The Sexism of Art

BY ANNA APPLEBAUM

On Friday, February 22nd, the Sam Fox School of Design and Visual Arts held a panel presentation in Wilson 214. In the lecture hall sat students enrolled in a required freshman course: “Practices in Architecture + Art + Design”. The day’s lecture contributed to the course’s overall theme – examining modern intersections among art, design, architecture and urban studies – by showcasing the work of one student from each Fine Art major. Yet in this presentation of the fine art disciplines (Photography, Printmaking, Sculpture and Painting) for freshmen soon choosing their majors, every student presenter but one was male.

On a panel of five students, four were men. A gender ratio like this feels odd at Washington University, when U.S. News & World Report reports the school-wide ratio of men to women as 48% to 52%.  In Sam Fox, however, the disparity between the students on the panel and those who make up the student body is even more immediately apparent.
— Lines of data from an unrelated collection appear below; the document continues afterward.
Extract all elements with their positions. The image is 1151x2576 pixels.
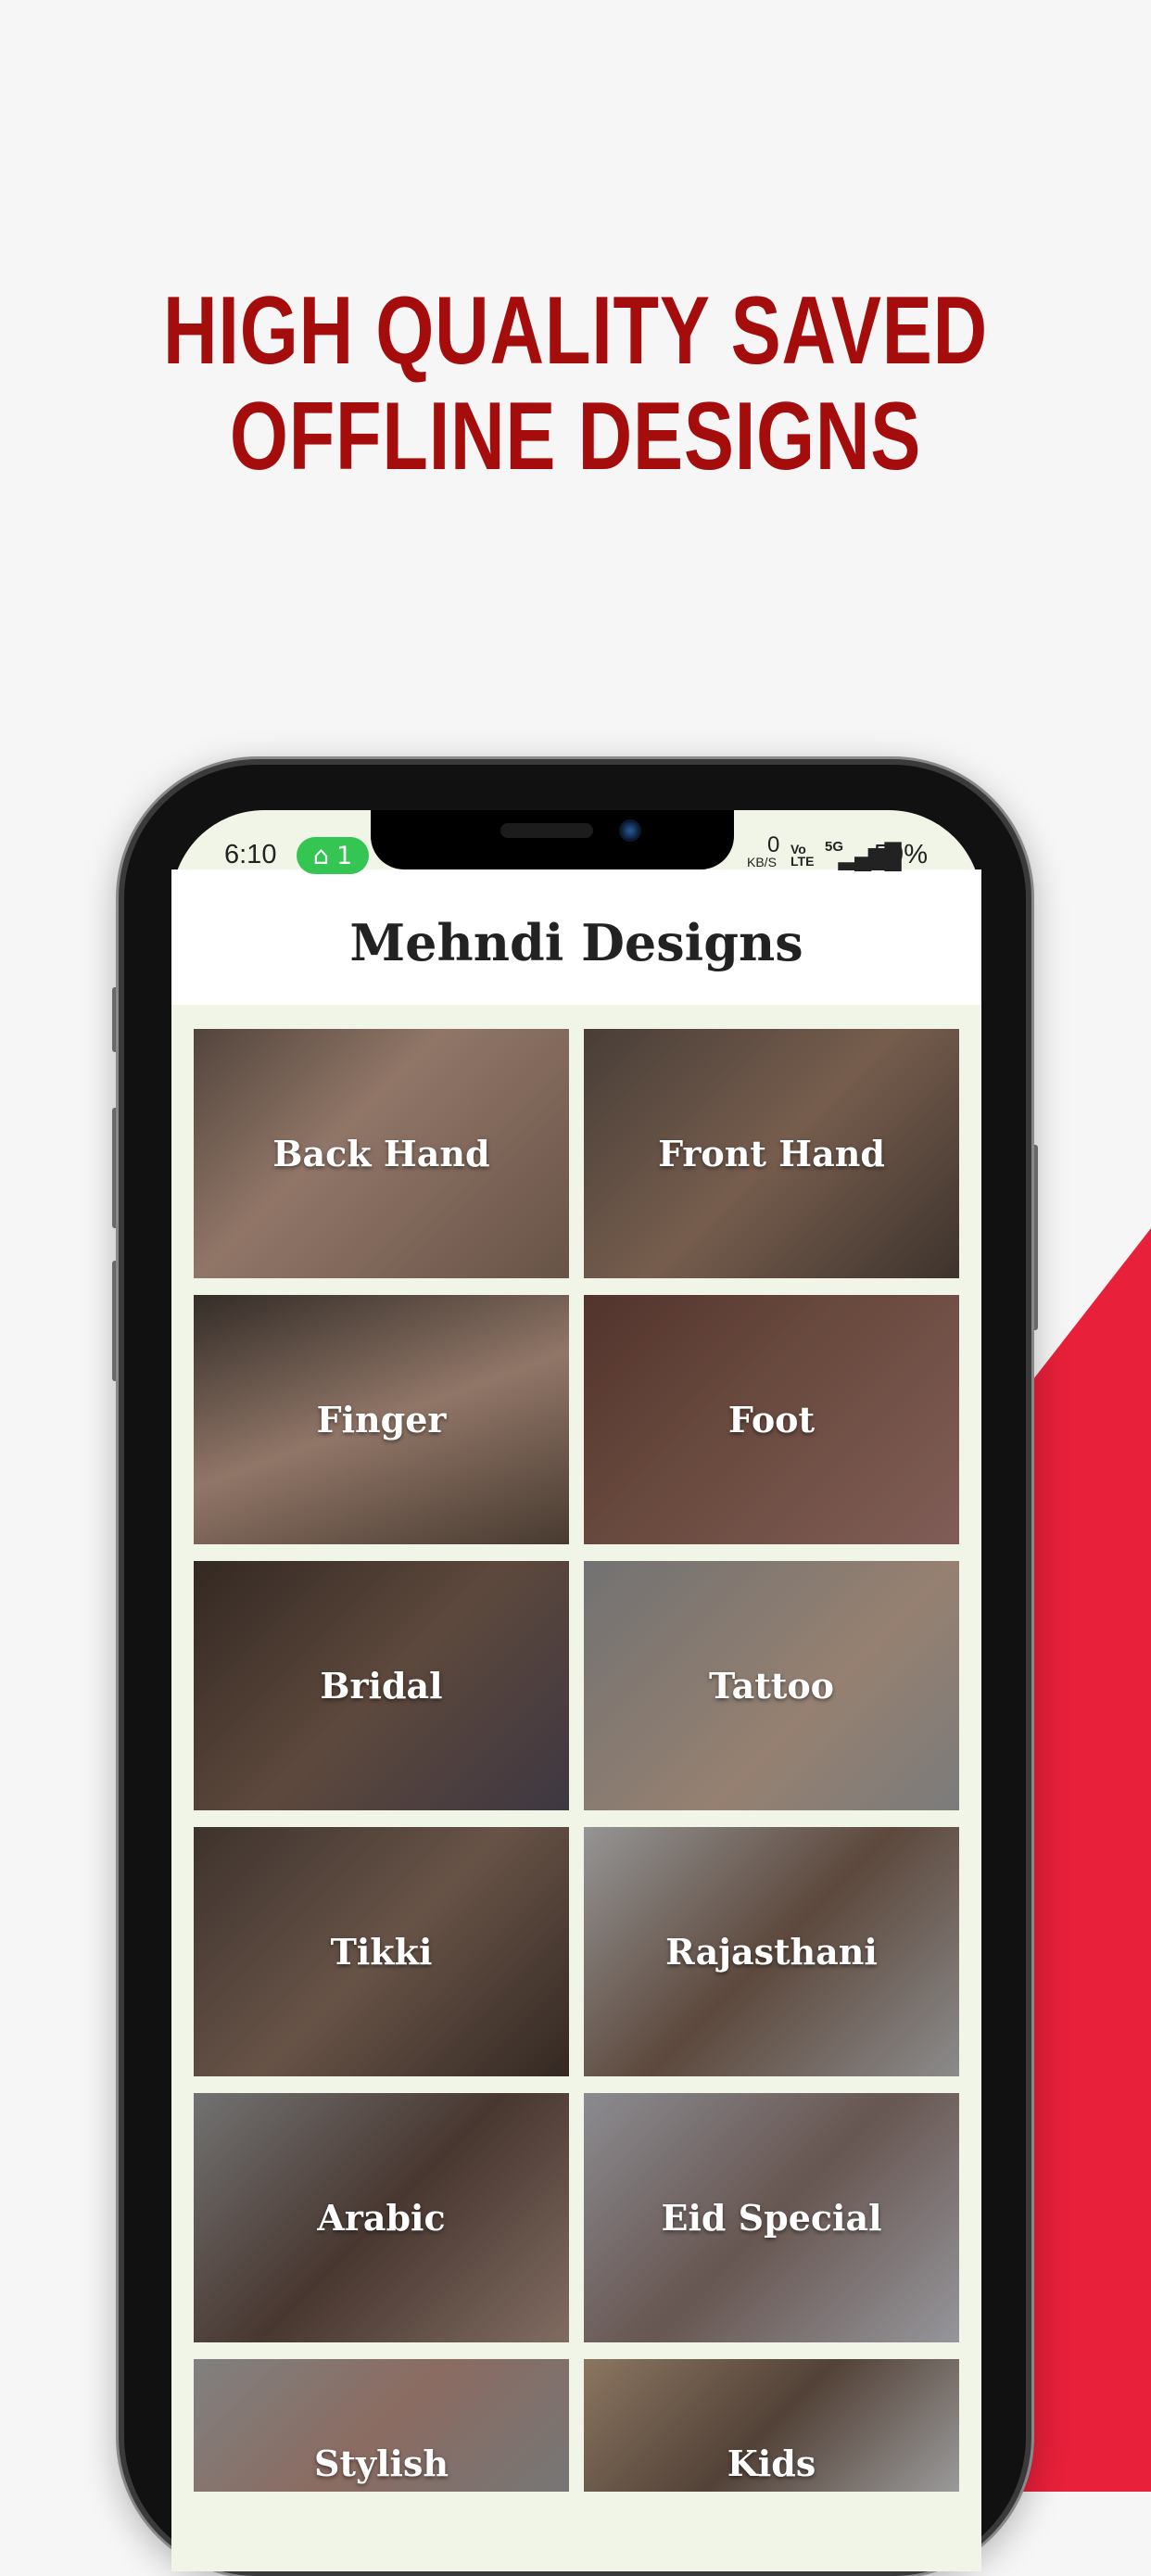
category-label: Tattoo [708,1665,835,1707]
category-label: Kids [727,2443,816,2484]
hotspot-icon: ⌂ [312,841,329,870]
category-label: Tikki [330,1931,433,1973]
category-tile-tikki[interactable]: Tikki [194,1827,569,2076]
category-label: Foot [727,1399,816,1440]
battery-percent: 59% [874,840,929,869]
category-label: Finger [316,1399,447,1440]
category-tile-finger[interactable]: Finger [194,1295,569,1544]
category-label: Rajasthani [665,1931,878,1973]
category-tile-foot[interactable]: Foot [584,1295,959,1544]
category-tile-back-hand[interactable]: Back Hand [194,1029,569,1278]
category-tile-rajasthani[interactable]: Rajasthani [584,1827,959,2076]
phone-notch [371,810,734,869]
category-label: Eid Special [661,2197,882,2239]
headline: HIGH QUALITY SAVED OFFLINE DESIGNS [127,278,1025,489]
category-label: Front Hand [658,1133,885,1174]
headline-line-1: HIGH QUALITY SAVED [163,277,988,385]
category-tile-tattoo[interactable]: Tattoo [584,1561,959,1810]
phone-power-button [1031,1145,1038,1330]
category-tile-front-hand[interactable]: Front Hand [584,1029,959,1278]
status-time: 6:10 [224,840,277,869]
category-tile-arabic[interactable]: Arabic [194,2093,569,2342]
category-label: Bridal [320,1665,443,1707]
app-title: Mehndi Designs [349,913,803,972]
volte-icon: Vo LTE [791,842,815,869]
front-camera [619,819,641,842]
category-tile-stylish[interactable]: Stylish [194,2359,569,2492]
category-label: Back Hand [272,1133,490,1174]
hotspot-count: 1 [335,841,353,870]
category-tile-bridal[interactable]: Bridal [194,1561,569,1810]
speed-unit: KB/S [747,855,777,869]
category-label: Stylish [314,2443,449,2484]
speaker-grille [500,823,593,838]
hotspot-pill: ⌂ 1 [297,837,369,874]
category-label: Arabic [317,2197,446,2239]
headline-line-2: OFFLINE DESIGNS [229,383,922,490]
category-tile-eid-special[interactable]: Eid Special [584,2093,959,2342]
category-tile-kids[interactable]: Kids [584,2359,959,2492]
Inside the school, there is a general appreciation (and joking recognition) of a student gender ratio that skews heavily female. Indeed, out of the 36 seniors graduating with a fine art major in 2013, only seven are male.

How could a panel of mainly male students come about in the first place? Was there some virulently misogynistic dean who intentionally chose four men to represent the school, cackling about women all the while? 500px-Blue_Mars_symbol.svg (1)Not exactly. After being approached by administrative staff organizing the freshman curriculum, faculty in each department individually chose students as representatives. It was a decision entirely left up to professors in the majors – those who theoretically know students best. Each set of professors chose a student they thought would represent the department well – who presumably had a strong portfolio, was intelligent and was articulate – and they were nearly all men.
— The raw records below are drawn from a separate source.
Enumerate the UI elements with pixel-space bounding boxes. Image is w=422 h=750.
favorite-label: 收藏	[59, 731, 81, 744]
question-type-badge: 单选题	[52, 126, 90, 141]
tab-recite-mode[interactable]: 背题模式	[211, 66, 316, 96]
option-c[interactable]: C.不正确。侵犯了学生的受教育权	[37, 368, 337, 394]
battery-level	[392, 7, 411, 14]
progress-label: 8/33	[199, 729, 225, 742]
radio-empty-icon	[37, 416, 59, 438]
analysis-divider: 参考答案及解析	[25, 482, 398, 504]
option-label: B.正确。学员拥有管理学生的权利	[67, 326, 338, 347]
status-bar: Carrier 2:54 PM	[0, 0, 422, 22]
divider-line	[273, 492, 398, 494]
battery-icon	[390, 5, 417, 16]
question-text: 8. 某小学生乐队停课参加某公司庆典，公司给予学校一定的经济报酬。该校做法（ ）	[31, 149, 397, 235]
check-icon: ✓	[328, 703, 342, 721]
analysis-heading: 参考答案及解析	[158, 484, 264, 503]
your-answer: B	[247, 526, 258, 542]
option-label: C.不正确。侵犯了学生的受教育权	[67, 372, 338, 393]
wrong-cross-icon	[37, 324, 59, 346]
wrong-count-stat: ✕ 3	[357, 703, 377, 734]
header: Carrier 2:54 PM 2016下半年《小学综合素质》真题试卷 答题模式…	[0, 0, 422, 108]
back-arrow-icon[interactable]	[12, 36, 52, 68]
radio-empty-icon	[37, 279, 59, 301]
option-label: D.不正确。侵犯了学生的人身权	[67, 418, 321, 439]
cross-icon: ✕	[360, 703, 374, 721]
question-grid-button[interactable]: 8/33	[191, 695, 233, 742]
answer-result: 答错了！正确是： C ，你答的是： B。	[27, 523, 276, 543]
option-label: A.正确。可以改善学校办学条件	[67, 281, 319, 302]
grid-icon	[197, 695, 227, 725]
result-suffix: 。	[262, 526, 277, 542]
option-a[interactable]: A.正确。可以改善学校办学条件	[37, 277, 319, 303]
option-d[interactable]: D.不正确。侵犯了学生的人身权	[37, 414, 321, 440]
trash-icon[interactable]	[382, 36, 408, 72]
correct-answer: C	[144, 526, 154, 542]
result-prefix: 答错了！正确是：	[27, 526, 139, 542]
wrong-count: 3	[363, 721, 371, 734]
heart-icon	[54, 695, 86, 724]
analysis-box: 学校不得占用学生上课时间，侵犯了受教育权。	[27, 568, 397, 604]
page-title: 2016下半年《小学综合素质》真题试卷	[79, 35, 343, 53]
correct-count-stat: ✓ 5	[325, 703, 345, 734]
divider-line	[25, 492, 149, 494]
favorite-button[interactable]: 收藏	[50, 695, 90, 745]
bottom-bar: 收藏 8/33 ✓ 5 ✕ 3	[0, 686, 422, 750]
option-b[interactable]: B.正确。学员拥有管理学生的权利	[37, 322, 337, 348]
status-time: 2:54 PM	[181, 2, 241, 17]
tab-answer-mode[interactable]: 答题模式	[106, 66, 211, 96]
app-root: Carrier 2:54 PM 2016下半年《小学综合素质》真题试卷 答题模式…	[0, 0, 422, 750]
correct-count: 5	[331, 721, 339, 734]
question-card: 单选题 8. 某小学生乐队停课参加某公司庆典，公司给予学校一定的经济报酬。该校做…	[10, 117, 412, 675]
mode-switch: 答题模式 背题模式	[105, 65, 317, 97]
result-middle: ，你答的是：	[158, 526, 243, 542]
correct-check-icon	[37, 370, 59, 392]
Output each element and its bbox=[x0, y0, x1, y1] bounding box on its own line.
That is part of what makes this case so complicated. Professors chose students separately, and they happened to be male. It is unhelpful and frankly irrelevant to question the capabilities of the men chosen. Yet it also seems highly unlikely that in an environment that is statistically dominated by women, all the best candidates would be men. Matt Callahan, the senior Sculpture major who spoke on the panel, noted this contradiction several weeks after the presentation to the freshmen: “It’s impossible to make a panel of students that is representative of the school as a whole, but it was very obvious that this one was not.” Reflecting on the event, he continued, “The school is filled with eloquent, hard-working artists capable of representing their departments. You have to question what other sort of qualities are being prized.”

Sam Fox is filled not only with female artists, but also strong women leaders. Kelsey Brod, a senior printmaking major, has served as Art School Senator in the Student Union Senate for the past four years. Brod and Kelsey Eng co-founded RARA, a well-known campus group dedicated to increasing the visibility of art on campus, now run by Morgan Dowty and Hannah Waldman. Indeed, the gender make-up of the panel seems especially unusual not only because Sam Fox has so many women leaders, but also because the school’s culture focuses so overtly on promoting awareness of the diversity of creative expression. So does Sam Fox get a free pass on a male-heavy panel? Was it merely an unfortunate mistake?

Perhaps it was. Yet structural inequality runs deep, and sexism is not always intentional. Brod, a senior Printmaking major, remarked on the historical tensions of gender and art: “There’s a big difference between the presence of so many women [in the art school] and the history of art, where there were so few women.” Sam Fox does well admitting women through its doors, but administrative staff neglected to actively curate this panel as it would for any official gallery exhibit. Sam Fox failed in a key responsibility of its mission as an educational institution – to combat the ugly realities of art’s sexist past with intentional, instructive messages to freshmen about the values it upholds today.

As a result of student complaints about the panel, the administration is working to change some of its policies. A resolution pending in SU Senate reflects the change that students wish to see in their curriculum, such as no longer only setting aside one day for the history of women in art, and to critically engage with both historical and contemporary issues of gender and racial discrimination in the art world.

These changes are important. Yet it is easy to instruct about appreciating diversity, harder to act. The make-up of this panel should have set off alarm bells, but it did not.  As a cultural and educational institution, Sam Fox must seriously reconsider how it wants to be represented as well as what values and aesthetics it cherishes. The school has a responsibility to its many strong female leaders, established and aspiring, for support and recognition. It has a responsibility to all students for an increased critical awareness in administrative and curatorial decisions.